ARe 321 Flashcards
Reinsurance
The transfer of insurance risk from one insurer to another through a contractual agreement under which one
insurer (the reinsurer) agrees, in return for a reinsurance premium, to indemnify another insurer (the primary insurer) for some or all of the financial consequences of certain loss exposures covered by the primary’s insurance
policies.
Portfolio reinsurance
Reinsurance that transfers to the reinsurer liability for an entire type of insurance, territory, or book of business after the primary insurer has issued the policies.
Securitization of risk
The use of securities or financial instruments (for example, stocks, bonds, commodities, financial futures) to finance an insurer’s exposure to catastrophic loss.

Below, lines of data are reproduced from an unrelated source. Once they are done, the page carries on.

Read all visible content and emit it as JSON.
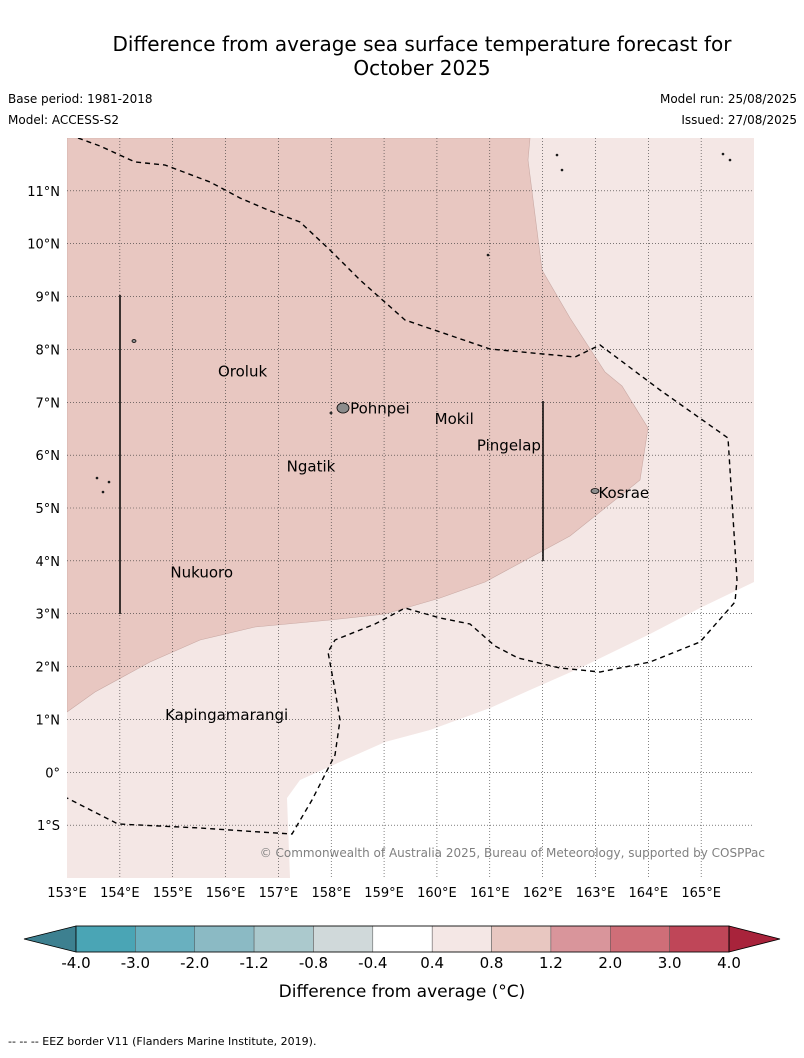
{
  "title_line1": "Difference from average sea surface temperature forecast for",
  "title_line2": "October 2025",
  "meta": {
    "base_period": "Base period: 1981-2018",
    "model": "Model: ACCESS-S2",
    "model_run": "Model run: 25/08/2025",
    "issued": "Issued: 27/08/2025"
  },
  "map": {
    "lon_range": [
      153,
      166
    ],
    "lat_range": [
      -2,
      12
    ],
    "lon_ticks": [
      "153°E",
      "154°E",
      "155°E",
      "156°E",
      "157°E",
      "158°E",
      "159°E",
      "160°E",
      "161°E",
      "162°E",
      "163°E",
      "164°E",
      "165°E"
    ],
    "lat_ticks": [
      "1°S",
      "0°",
      "1°N",
      "2°N",
      "3°N",
      "4°N",
      "5°N",
      "6°N",
      "7°N",
      "8°N",
      "9°N",
      "10°N",
      "11°N"
    ],
    "places": [
      {
        "name": "Oroluk",
        "lon": 155.8,
        "lat": 7.6
      },
      {
        "name": "Pohnpei",
        "lon": 158.3,
        "lat": 6.9
      },
      {
        "name": "Mokil",
        "lon": 159.9,
        "lat": 6.7
      },
      {
        "name": "Pingelap",
        "lon": 160.7,
        "lat": 6.2
      },
      {
        "name": "Ngatik",
        "lon": 157.1,
        "lat": 5.8
      },
      {
        "name": "Kosrae",
        "lon": 163.0,
        "lat": 5.3
      },
      {
        "name": "Nukuoro",
        "lon": 154.9,
        "lat": 3.8
      },
      {
        "name": "Kapingamarangi",
        "lon": 154.8,
        "lat": 1.1
      }
    ],
    "copyright": "© Commonwealth of Australia 2025, Bureau of Meteorology, supported by COSPPac",
    "colors": {
      "anomaly_04_08": "#f4e7e5",
      "anomaly_08_12": "#e8c7c1"
    }
  },
  "colorbar": {
    "ticks": [
      "-4.0",
      "-3.0",
      "-2.0",
      "-1.2",
      "-0.8",
      "-0.4",
      "0.4",
      "0.8",
      "1.2",
      "2.0",
      "3.0",
      "4.0"
    ],
    "colors": [
      "#4aa5b5",
      "#69b0bf",
      "#8bbac4",
      "#abc9cd",
      "#d0d9da",
      "#ffffff",
      "#f4e7e5",
      "#e8c7c1",
      "#d9959b",
      "#cf6e78",
      "#bf4658"
    ],
    "under_color": "#3d8090",
    "over_color": "#a8233b",
    "label": "Difference from average (°C)"
  },
  "footer": "--  --  -- EEZ border V11 (Flanders Marine Institute, 2019)."
}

Special purpose vehicle (SPV)
A facility established for the purpose of purchasing income-producing assets from an organization, holding title to them, and then using those assets to collateralize securities that will be sold to investors.
Strike price
The price at which the stock or commodity underlying a call option (such as a warrant) or a put option can be purchased (called) or sold (put) during a specified period.
Ceding commission
An amount paid by the reinsurer to the primary insurer to cover part or all of the primary insurer’s policy acquisition expenses and other costs.
Profit-sharing commission
A ceding commission that is contingent on the reinsurer realizing a predetermined percentage of excess profit on ceded loss exposures.
Treaty reinsurance
A reinsurance agreement that covers an entire class or portfolio of loss exposures and provides that the primary insurer’s individual loss exposures that fall within the treaty are automatically reinsured.
Facultative reinsurance
Reinsurance of individual loss exposures in which the primary insurer chooses which loss exposures to submit to the reinsurer, and the reinsurer can accept or reject any loss exposures submitted.
Pro rata reinsurance
A type of reinsurance in which the primary insurer and reinsurer proportionately share the amounts of insurance, policy premiums, and losses (including loss adjustment expenses).
Excess of loss reinsurance
A type of reinsurance in which the primary insurer is indemnified for the portion of each loss that exceeds a specified dollar amount.
Quota share reinsurance
A type of pro rata reinsurance in which the primary insurer and the reinsurer share the amounts of insurance, policy premiums, and losses (including loss adjustment expenses) using a fixed percentage.
Primary insurer
In reinsurance, the insurer (also referred to as the ceding company) that transfers or cedes all or part of the insurance risk it has assumed to another insurer in a contractual arrangement.
Surplus share reinsurance
A type of pro rata reinsurance in which the policies covered are those whose amount of insurance exceeds a stipulated dollar amount, or line.
Captive insurer, or captive
A subsidiary formed to insure the loss exposures of its parent company and the parent’s affiliates.
Fronting company
A licensed insurer that issues an insurance policy and reinsures the loss exposures back to a captive insurer owned by the insured organization.
Retrocession
A reinsurance agreement whereby one reinsurer (the retrocedent) transfers all or part of the reinsurance risk it has assumed or will assume to another reinsurer (the retrocessionaire).
Variable quota share treaty
A quota share reinsurance treaty in which the cession percentage retention varies based on specified predetermined criteria such as the amount of insurance needed.
Flat commission
A ceding commission that is a fixed percentage of the ceded premiums.
Sliding scale commission
A ceding commission based on a formula that adjusts the commission according to the profitability of the reinsurance agreement.
Ceding company
The insurer that transfers or cedes all or part of the insurance risk it has assumed to another insurer in a contractual arrangement.
Line guide
A document that provides the minimum and maximum line a primary insurer can retain on a loss exposure.
Quota share treaty
A pro rata reinsurance agreement under which the primary insurer cedes a fixed, predetermined percentage of every loss exposure it insures within a class or classes.
Occupancy
The type or character of use of the property in question.
Attachment point
The dollar amount above which the reinsurer responds to losses.
Co-participation provision
A provision in a reinsurance agreement that requires the primary insurer to retain a specified percentage of the losses that exceed its attachment point.
Rating (Pricing)
The process of applying an applicable rate and rating plan to a particular exposure and performing any other necessary calculations to determine the policy premium for that exposure.
Experience rating
A rating plan that adjusts the premium for the current policy period to recognize the loss experience of the insured organization during past policy periods.
Exposure rating
An approach to reinsurance treaty pricing that considers the amount of liability inherent in the type of business covered by the treaty being priced.